3.181 Kimchi Carnitas Fries

Cycle 3 – Item 181

4 (Wed) July 2012

Kimchi Carnitas Fries

4.0

at Vatos

-Itaewon, Yongsan, Seoul, Republic of Korea-

with CJH + CSW + HSE + KIT + LHS

Judging by the throngs of customers – lining up every day of the week, 1800 to 2200, despite wait times of up to 2 hours – and the scores of internet reviews – overwhelmingly positive – Vatos appears to be the hottest restaurant in Itaewon these days.

When we arrived at 1845, the line was already 7 parties deep.
We were seated at 1950.

Vatos is a Korean-Mexican restaurant.  Specializes in tacos, specifically “urban tacos,” small ones, like the ones sold from carts on the streets of Tijuana or East LA.  The thin hand-made tortillas were a proprietary blend of corn and flour, flavorful and light.  Half of the offerings could be categorized as classic Tex-Mex/Baja California, like the chili con carne or deep-fried fish.  Several fusion items with Korean seasonings.  Not surprisingly, the Korean-American owners hail from Texas and Southern California.

For this post, I decided to highlight the Kimchi Carnitas Fries for several reasons.  One, they were probably the best dish of the evening.  The integration of spicy/salty/sour/sweet sautéed kimchi and fatty/fluffy braised carnitas, plus the crispy fries, crunchy onions, tangy sour cream, and zippy hot sauce, was perfection.  Two, the fries seem to represent the restaurant’s raison d’etre.
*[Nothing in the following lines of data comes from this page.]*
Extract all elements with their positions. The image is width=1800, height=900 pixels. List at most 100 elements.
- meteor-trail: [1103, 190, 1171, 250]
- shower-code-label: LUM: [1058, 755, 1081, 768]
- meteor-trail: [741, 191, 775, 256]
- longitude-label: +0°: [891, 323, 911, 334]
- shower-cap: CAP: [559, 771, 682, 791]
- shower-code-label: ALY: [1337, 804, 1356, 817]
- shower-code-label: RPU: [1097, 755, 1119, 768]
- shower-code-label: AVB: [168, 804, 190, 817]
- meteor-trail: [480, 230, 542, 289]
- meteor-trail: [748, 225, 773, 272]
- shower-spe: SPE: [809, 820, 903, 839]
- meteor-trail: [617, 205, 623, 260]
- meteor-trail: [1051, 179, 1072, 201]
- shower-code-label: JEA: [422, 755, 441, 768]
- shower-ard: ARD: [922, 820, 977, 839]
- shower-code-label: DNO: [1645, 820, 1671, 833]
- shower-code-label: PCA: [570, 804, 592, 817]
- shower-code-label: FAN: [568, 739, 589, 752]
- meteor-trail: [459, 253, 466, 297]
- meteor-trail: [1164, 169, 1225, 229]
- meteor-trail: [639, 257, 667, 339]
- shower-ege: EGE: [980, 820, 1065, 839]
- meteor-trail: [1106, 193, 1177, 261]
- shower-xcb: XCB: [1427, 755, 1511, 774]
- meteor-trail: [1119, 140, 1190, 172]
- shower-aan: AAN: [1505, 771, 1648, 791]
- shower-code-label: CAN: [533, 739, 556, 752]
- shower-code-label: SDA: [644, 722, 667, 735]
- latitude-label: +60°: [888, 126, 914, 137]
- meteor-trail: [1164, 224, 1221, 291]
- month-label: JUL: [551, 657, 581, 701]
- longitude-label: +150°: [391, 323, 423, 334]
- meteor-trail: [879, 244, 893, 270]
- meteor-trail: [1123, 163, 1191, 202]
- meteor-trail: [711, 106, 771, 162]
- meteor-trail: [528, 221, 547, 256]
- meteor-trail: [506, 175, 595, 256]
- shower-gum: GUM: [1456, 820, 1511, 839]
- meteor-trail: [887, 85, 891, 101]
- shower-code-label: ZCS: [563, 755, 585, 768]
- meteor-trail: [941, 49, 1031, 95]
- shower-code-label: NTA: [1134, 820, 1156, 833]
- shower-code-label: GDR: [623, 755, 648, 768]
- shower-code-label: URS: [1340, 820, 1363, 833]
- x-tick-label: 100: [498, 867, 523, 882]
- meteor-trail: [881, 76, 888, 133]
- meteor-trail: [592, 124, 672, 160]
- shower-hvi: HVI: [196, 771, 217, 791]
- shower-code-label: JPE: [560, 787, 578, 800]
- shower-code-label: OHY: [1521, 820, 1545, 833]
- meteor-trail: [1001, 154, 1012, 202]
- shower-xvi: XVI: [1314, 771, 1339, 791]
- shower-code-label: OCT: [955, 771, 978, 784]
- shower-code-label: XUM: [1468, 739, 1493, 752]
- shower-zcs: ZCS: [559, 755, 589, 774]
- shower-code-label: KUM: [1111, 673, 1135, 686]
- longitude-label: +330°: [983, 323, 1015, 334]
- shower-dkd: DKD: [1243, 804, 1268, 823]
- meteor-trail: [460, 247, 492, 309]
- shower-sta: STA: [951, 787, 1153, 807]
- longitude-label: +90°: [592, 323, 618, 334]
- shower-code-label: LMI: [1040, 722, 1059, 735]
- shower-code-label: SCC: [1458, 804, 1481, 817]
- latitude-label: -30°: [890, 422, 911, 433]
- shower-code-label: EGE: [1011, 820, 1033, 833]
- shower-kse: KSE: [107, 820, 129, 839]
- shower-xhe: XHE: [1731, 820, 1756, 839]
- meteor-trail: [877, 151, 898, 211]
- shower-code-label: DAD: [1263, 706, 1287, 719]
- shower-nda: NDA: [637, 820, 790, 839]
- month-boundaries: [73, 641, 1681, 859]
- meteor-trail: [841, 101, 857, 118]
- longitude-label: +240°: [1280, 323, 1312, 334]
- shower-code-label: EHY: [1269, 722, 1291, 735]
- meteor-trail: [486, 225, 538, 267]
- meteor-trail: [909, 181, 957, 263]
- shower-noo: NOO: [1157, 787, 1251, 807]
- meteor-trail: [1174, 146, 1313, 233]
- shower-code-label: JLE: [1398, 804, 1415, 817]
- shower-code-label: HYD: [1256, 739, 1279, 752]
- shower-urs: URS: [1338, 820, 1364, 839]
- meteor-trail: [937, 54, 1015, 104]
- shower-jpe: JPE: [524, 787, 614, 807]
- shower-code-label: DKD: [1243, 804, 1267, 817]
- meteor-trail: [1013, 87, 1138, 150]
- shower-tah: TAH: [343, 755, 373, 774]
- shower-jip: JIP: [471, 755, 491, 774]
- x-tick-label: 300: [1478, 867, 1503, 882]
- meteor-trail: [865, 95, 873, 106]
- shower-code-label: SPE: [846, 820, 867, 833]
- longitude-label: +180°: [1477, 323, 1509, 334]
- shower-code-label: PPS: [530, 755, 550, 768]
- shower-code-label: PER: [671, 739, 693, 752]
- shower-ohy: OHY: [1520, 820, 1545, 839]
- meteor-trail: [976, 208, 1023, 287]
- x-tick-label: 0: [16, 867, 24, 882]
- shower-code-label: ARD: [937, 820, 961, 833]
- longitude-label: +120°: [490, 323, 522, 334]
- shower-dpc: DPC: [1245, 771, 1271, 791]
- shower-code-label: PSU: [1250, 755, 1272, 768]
I suspect that the concept of the restaurant, which opened last year, was inspired by the Kogi taco truck craze that had made international headlines a couple years ago.  And three, today being the Fourth of July, I wanted to feature an American item.  Of course, neither kimchi nor carnitas per se may stand for Americana in the same way that meat and potatoes do, but perhaps the pairing of such unlikely partners signifies the American culinary spirit just as well.

Complimentary chips and salsa, both made in-house – that red salsa was awesome, virtually identical to the one from Rubio’s in San Diego.
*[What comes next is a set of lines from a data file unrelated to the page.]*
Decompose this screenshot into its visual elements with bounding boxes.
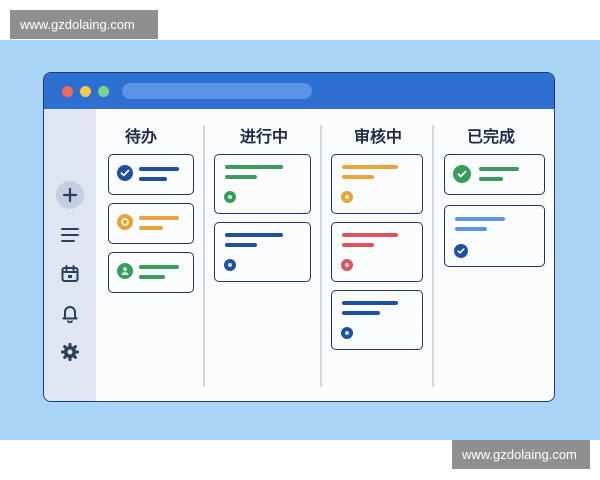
task-card[interactable] (444, 205, 545, 267)
status-dot-icon (345, 331, 349, 335)
sidebar-item-notifications[interactable] (56, 299, 84, 327)
sidebar-item-calendar[interactable] (56, 260, 84, 288)
user-icon (121, 267, 129, 275)
status-dot-icon (228, 263, 232, 267)
close-window-button[interactable] (62, 86, 73, 97)
column-title-review: 审核中 (353, 127, 402, 146)
task-card[interactable] (108, 203, 194, 244)
calendar-icon (61, 265, 79, 282)
gear-icon (121, 218, 129, 226)
app-window: 待办 进行中 审核中 已完成 (43, 72, 555, 402)
bell-icon (62, 306, 78, 323)
title-bar (44, 73, 554, 109)
sidebar (44, 109, 96, 401)
task-card[interactable] (108, 252, 194, 293)
column-title-done: 已完成 (466, 127, 515, 146)
column-divider (320, 125, 322, 387)
check-icon (120, 169, 130, 177)
column-divider (203, 125, 205, 387)
status-dot-icon (345, 195, 349, 199)
sidebar-item-list[interactable] (56, 221, 84, 249)
task-card[interactable] (214, 222, 311, 282)
plus-icon (62, 187, 78, 203)
address-bar[interactable] (122, 83, 312, 99)
column-divider (432, 125, 434, 387)
task-card[interactable] (214, 154, 311, 214)
column-title-in-progress: 进行中 (239, 127, 288, 146)
task-card[interactable] (108, 154, 194, 195)
watermark-bottom: www.gzdolaing.com (452, 440, 590, 469)
check-icon (457, 170, 467, 178)
add-task-button[interactable] (56, 181, 84, 209)
task-card[interactable] (331, 154, 423, 214)
task-card[interactable] (444, 154, 545, 195)
gear-icon (61, 343, 79, 361)
task-card[interactable] (331, 222, 423, 282)
minimize-window-button[interactable] (80, 86, 91, 97)
status-dot-icon (228, 195, 232, 199)
menu-icon (61, 228, 79, 242)
watermark-top: www.gzdolaing.com (10, 10, 158, 39)
status-dot-icon (345, 263, 349, 267)
sidebar-item-settings[interactable] (56, 338, 84, 366)
task-card[interactable] (331, 290, 423, 350)
column-title-todo: 待办 (124, 127, 157, 146)
check-icon (457, 248, 465, 254)
maximize-window-button[interactable] (98, 86, 109, 97)
kanban-board: 待办 进行中 审核中 已完成 (96, 109, 554, 401)
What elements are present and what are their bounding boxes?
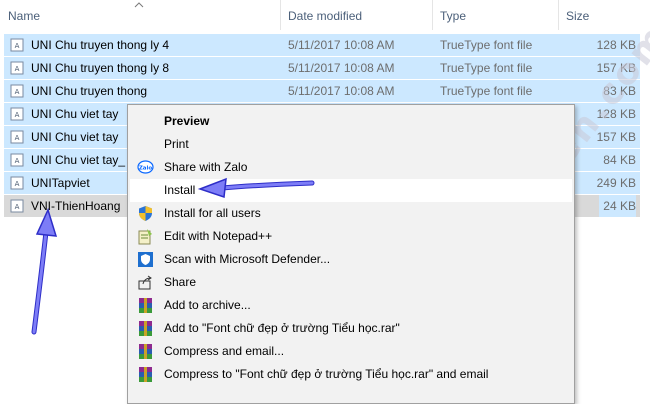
- file-date: 5/11/2017 10:08 AM: [288, 84, 395, 98]
- file-name: UNI Chu viet tay_: [31, 153, 126, 167]
- font-file-icon: A: [10, 153, 24, 167]
- context-menu: Preview Print Zalo Share with Zalo Insta…: [127, 104, 575, 404]
- menu-item-print[interactable]: Print: [128, 133, 574, 156]
- font-file-icon: A: [10, 130, 24, 144]
- column-header: Name Date modified Type Size: [0, 0, 650, 30]
- menu-item-label: Install: [164, 183, 196, 197]
- file-type: TrueType font file: [440, 61, 533, 75]
- menu-item-edit-notepad-plus-plus[interactable]: Edit with Notepad++: [128, 225, 574, 248]
- menu-item-label: Preview: [164, 114, 210, 128]
- menu-item-install-all-users[interactable]: Install for all users: [128, 202, 574, 225]
- file-date: 5/11/2017 10:08 AM: [288, 61, 395, 75]
- font-file-icon: A: [10, 38, 24, 52]
- share-icon: [138, 275, 152, 290]
- svg-text:A: A: [15, 203, 20, 211]
- font-file-icon: A: [10, 176, 24, 190]
- file-type: TrueType font file: [440, 84, 533, 98]
- winrar-icon: [139, 367, 152, 382]
- menu-item-label: Compress to "Font chữ đẹp ở trường Tiểu …: [164, 367, 489, 381]
- file-date: 5/11/2017 10:08 AM: [288, 38, 395, 52]
- menu-item-label: Share with Zalo: [164, 160, 248, 174]
- winrar-icon: [139, 298, 152, 313]
- svg-text:A: A: [15, 88, 20, 96]
- menu-item-label: Compress and email...: [164, 344, 285, 358]
- menu-item-label: Add to archive...: [164, 298, 251, 312]
- font-file-icon: A: [10, 84, 24, 98]
- winrar-icon: [139, 344, 152, 359]
- menu-item-label: Share: [164, 275, 197, 289]
- menu-item-add-to-rar[interactable]: Add to "Font chữ đẹp ở trường Tiểu học.r…: [128, 317, 574, 340]
- svg-text:A: A: [15, 180, 20, 188]
- menu-item-install[interactable]: Install: [128, 179, 574, 202]
- defender-icon: [138, 252, 153, 267]
- svg-text:A: A: [15, 157, 20, 165]
- file-name: UNI Chu truyen thong ly 4: [31, 38, 170, 52]
- column-date-modified[interactable]: Date modified: [280, 0, 432, 30]
- file-name: UNI Chu truyen thong ly 8: [31, 61, 170, 75]
- svg-text:A: A: [15, 65, 20, 73]
- menu-item-compress-and-email[interactable]: Compress and email...: [128, 340, 574, 363]
- file-name: UNI Chu viet tay: [31, 107, 119, 121]
- menu-item-label: Install for all users: [164, 206, 261, 220]
- file-size: 249 KB: [596, 176, 636, 190]
- menu-item-label: Edit with Notepad++: [164, 229, 273, 243]
- column-type[interactable]: Type: [432, 0, 558, 30]
- file-size: 24 KB: [599, 195, 636, 217]
- file-name: VNI-ThienHoang: [31, 199, 121, 213]
- font-file-icon: A: [10, 61, 24, 75]
- file-size: 84 KB: [603, 153, 636, 167]
- menu-item-compress-to-rar-and-email[interactable]: Compress to "Font chữ đẹp ở trường Tiểu …: [128, 363, 574, 386]
- font-file-icon: A: [10, 199, 24, 213]
- arrow-to-selected-files-icon: [31, 207, 58, 335]
- svg-text:A: A: [15, 42, 20, 50]
- file-name: UNITapviet: [31, 176, 90, 190]
- menu-item-label: Print: [164, 137, 189, 151]
- svg-text:Zalo: Zalo: [139, 166, 153, 172]
- menu-item-label: Scan with Microsoft Defender...: [164, 252, 331, 266]
- shield-icon: [139, 206, 152, 221]
- file-row[interactable]: A UNI Chu truyen thong ly 8 5/11/2017 10…: [0, 57, 650, 79]
- svg-text:A: A: [15, 111, 20, 119]
- winrar-icon: [139, 321, 152, 336]
- file-row[interactable]: A UNI Chu truyen thong ly 4 5/11/2017 10…: [0, 34, 650, 56]
- menu-item-preview[interactable]: Preview: [128, 110, 574, 133]
- menu-item-scan-defender[interactable]: Scan with Microsoft Defender...: [128, 248, 574, 271]
- menu-item-share-with-zalo[interactable]: Zalo Share with Zalo: [128, 156, 574, 179]
- menu-item-share[interactable]: Share: [128, 271, 574, 294]
- file-name: UNI Chu viet tay: [31, 130, 119, 144]
- svg-text:A: A: [15, 134, 20, 142]
- file-name: UNI Chu truyen thong: [31, 84, 148, 98]
- zalo-icon: Zalo: [137, 160, 154, 174]
- notepad-plus-plus-icon: [138, 229, 152, 245]
- menu-item-label: Add to "Font chữ đẹp ở trường Tiểu học.r…: [164, 321, 400, 335]
- menu-item-add-to-archive[interactable]: Add to archive...: [128, 294, 574, 317]
- file-type: TrueType font file: [440, 38, 533, 52]
- font-file-icon: A: [10, 107, 24, 121]
- column-name[interactable]: Name: [0, 0, 280, 30]
- file-row[interactable]: A UNI Chu truyen thong 5/11/2017 10:08 A…: [0, 80, 650, 102]
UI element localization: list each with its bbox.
The tacos were the best that I’ve ever had in Korea, among the best in my life.  In particular, the Chili Lime Shrimp was divine.  The fusion items, like Galbi Short Rib or Korean-Style Pork Belly, were not as good as the traditional items but interesting and worth trying.  A dangerous combination of tiny and tasty, the prices ranging from 8,000 to 10,000 won for a 3-taco set didn’t look too steep until we got the bill and realized that we’d ordered 14 sets for the 5 of us.
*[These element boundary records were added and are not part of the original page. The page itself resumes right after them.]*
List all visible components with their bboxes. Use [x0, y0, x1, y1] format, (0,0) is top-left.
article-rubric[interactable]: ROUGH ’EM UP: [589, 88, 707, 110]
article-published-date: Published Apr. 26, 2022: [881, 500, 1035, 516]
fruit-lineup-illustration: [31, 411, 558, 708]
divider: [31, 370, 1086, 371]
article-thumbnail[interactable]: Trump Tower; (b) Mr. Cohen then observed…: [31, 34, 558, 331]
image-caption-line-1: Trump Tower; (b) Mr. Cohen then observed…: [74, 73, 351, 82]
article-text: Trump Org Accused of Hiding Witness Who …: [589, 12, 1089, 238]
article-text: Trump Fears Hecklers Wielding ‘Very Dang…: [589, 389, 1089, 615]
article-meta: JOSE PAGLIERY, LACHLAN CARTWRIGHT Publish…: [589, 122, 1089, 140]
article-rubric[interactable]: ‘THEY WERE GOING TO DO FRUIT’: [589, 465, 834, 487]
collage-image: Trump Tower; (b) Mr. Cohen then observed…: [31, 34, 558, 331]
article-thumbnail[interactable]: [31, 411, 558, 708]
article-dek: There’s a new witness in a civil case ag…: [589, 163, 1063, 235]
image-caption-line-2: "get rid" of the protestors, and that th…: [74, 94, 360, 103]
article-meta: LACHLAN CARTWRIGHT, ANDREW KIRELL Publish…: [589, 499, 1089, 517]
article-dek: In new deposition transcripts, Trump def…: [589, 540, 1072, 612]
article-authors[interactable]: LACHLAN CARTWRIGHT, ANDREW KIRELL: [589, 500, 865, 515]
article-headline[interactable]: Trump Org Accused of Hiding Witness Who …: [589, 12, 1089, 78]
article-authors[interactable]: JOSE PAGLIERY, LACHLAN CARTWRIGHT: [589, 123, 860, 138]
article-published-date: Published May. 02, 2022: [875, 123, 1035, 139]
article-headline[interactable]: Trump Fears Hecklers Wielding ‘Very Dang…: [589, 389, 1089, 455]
Chili Lime Shrimp Tacos (4.0): divine.
Korean-Style Pork Belly Tacos (3.0): reminded me of something that I made (see 3.016 Sourdough Sandwich with Pan-Grilled Pork).
Chicken Quesadilla (2.5): good, but nothing to rave about.
Carnitas Taquitos (2.5): the carnitas were much better employed in the fries and tacos above.
Corona-Rita: Corona bottled beer + frozen margarita, their signature cocktail, which actually looked much more impressive than this angle would imply.